Future projects

Buildings on our horizon

There are nearly 1,500 buildings at risk of neglect, decay or inappropriate change in England alone. Each year we are approached with as many as 150 places in need of rescue or a new use. We consider all types and ages of buildings across England, Scotland and Wales, but are especially on the look out for small and significant industrial; 20th century military; seaside and leisure; small vernacular buildings; and those connected to urban regeneration and/or in historic town centres.

Here are a few buildings in the nascent stages of their journey into Landmark’s care. One day, if funds can be raised to repair and restore them, we hope to secure their future by transforming them into places where people can enjoy short breaks and visit for free on open days.

To read the criteria we follow to identify Landmarks or if you’d like to propose one, please click here.

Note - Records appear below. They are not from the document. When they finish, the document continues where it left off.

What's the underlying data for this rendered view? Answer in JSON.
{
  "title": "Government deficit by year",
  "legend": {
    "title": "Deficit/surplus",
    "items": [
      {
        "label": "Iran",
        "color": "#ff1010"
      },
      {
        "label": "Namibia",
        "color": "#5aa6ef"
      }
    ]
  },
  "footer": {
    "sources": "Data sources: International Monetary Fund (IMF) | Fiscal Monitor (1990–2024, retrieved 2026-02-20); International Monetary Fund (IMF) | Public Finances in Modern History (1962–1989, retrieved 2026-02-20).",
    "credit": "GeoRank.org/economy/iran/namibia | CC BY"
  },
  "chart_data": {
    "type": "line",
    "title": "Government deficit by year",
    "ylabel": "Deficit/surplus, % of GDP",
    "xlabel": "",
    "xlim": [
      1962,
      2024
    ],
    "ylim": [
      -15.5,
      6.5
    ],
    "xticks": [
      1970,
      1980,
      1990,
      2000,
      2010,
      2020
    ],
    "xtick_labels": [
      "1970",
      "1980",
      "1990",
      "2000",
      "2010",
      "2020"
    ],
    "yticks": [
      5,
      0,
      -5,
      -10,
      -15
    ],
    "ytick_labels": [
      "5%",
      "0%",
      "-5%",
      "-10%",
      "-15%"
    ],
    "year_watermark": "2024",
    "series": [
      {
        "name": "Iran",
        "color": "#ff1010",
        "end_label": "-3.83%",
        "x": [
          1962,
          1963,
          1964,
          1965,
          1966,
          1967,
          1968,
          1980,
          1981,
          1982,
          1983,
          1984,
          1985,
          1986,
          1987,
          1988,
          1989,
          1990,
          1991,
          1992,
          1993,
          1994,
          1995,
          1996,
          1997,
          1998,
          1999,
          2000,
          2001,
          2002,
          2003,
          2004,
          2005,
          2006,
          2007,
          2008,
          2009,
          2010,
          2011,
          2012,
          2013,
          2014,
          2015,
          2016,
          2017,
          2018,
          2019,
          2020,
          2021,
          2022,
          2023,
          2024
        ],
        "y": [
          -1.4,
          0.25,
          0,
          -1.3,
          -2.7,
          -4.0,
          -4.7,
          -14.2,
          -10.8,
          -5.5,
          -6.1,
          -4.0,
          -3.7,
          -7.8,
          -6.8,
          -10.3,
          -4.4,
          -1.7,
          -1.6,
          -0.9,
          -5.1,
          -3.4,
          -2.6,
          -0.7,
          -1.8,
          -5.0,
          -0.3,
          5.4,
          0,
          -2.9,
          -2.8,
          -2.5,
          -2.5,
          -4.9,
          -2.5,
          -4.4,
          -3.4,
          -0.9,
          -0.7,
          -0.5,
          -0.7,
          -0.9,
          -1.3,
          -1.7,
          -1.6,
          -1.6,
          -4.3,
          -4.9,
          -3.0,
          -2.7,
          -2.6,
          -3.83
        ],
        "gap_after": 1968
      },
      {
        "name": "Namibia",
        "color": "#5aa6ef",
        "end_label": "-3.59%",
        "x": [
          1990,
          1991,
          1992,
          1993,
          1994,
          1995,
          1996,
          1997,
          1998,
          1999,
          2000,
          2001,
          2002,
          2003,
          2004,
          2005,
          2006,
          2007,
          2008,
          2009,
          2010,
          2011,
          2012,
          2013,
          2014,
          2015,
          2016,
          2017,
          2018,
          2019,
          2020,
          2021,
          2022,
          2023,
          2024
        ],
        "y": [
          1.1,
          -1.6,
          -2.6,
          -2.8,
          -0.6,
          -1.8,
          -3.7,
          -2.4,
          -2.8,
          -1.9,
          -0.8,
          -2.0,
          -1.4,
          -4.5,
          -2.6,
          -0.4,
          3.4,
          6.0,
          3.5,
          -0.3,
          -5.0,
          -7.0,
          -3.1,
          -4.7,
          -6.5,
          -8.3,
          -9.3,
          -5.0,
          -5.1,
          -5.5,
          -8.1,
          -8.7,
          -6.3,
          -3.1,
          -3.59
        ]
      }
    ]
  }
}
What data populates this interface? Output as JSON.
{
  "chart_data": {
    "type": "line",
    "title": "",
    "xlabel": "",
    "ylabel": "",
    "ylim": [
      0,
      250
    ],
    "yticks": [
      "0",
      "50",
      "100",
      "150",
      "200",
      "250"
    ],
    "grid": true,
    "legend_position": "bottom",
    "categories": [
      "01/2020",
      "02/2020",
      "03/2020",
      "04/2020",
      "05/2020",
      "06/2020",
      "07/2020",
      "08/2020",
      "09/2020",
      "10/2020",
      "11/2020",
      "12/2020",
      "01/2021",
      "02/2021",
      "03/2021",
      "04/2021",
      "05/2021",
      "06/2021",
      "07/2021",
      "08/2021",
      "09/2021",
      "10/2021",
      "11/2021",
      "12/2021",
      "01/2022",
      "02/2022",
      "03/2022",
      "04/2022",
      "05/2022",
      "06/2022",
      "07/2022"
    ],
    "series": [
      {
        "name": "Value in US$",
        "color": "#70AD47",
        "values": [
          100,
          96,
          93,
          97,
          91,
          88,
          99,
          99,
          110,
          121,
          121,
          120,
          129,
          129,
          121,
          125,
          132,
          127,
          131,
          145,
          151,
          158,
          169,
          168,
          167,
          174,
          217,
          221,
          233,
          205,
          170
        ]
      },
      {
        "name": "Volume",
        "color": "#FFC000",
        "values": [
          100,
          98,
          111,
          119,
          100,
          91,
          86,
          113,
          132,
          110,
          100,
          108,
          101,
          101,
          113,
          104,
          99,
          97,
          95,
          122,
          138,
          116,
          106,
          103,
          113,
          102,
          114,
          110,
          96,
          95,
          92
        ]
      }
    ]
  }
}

Mayor’s Parlour, Maison Dieu

Dover

Maison Dieu began as a monastery around 1200, chiefly offering hospitality to pilgrims travelling to Canterbury Cathedral to visit the shrine of Thomas Becket. The site has passed through many uses over the centuries, until 1834 when it was bought by Dover Corporation to be Dover's Town Hall. In 1859 architects William Burges and Ambrose Poynter were appointed to restore the ancient fabric and convert it for public and civic use. Fast forward to today, when Dover District Council has embarked upon a £9 million project, including support from the National Heritage Lottery Fund, to restore the whole complex. Landmark is delighted to have been asked to provide an end use for The Mayor’s Parlour Block, which retains many of Burges’s original fittings. Staying here, ensconced within the dazzling decorative scheme, is a must for anyone captivated by the High Victorian Gothic Revival – or those wanting to explore the wonders of Dover and its White Cliffs.

Explore Maison Dieu

 

RAF Ibsley Watch Office

Hampshire

The now-dilapidated RAF Ibsley Watch Office is a rare surviving example of a World War II control station. It was constructed between 1941-2 and saw active service, including the D-Day invasion, for both the RAF and US Air Force. The building’s exceptional significance lies in the part it played during a period of great peril in our national history, when young pilots defended Britain with such courage and at such personal cost. Ibsley was used as the location for the wartime film 'The First of the Few'. We aspire to save it from further dilapidation and vandalism, so that Landmark guests can experience this thought-provoking setting and enjoy the surrounding nature reserve that has displaced the former airfield.

Station Master’s House

Manchester

Liverpool Road station in Manchester, built in 1830, is the world’s oldest surviving passenger railway station. The Liverpool and Manchester Railway was engineered by George Stevenson, known as the “Father of the Railways”. We are working in partnership with the Science and Industry Museum to find an urgent new use for the former Station Master’s accommodation, which is part of the wider Grade I and Grade II listed site. This handsome regency house, at the fulcrum of Manchester’s industrial heritage where railways and canals meet, would make a vibrant setting for a short break in a burgeoning cultural quarter.

Photo from the Science and Industry Museum.

Mavisbank House

near Edinburgh

February 2022 update: We were working with Historic Environment Scotland (HES) to explore how we could save Mavisbank, Scotland’s first Palladian villa. In 2019 the project was shortlisted for a National Lottery Heritage Fund Heritage Horizon Award but unfortunately our application was unsuccessful.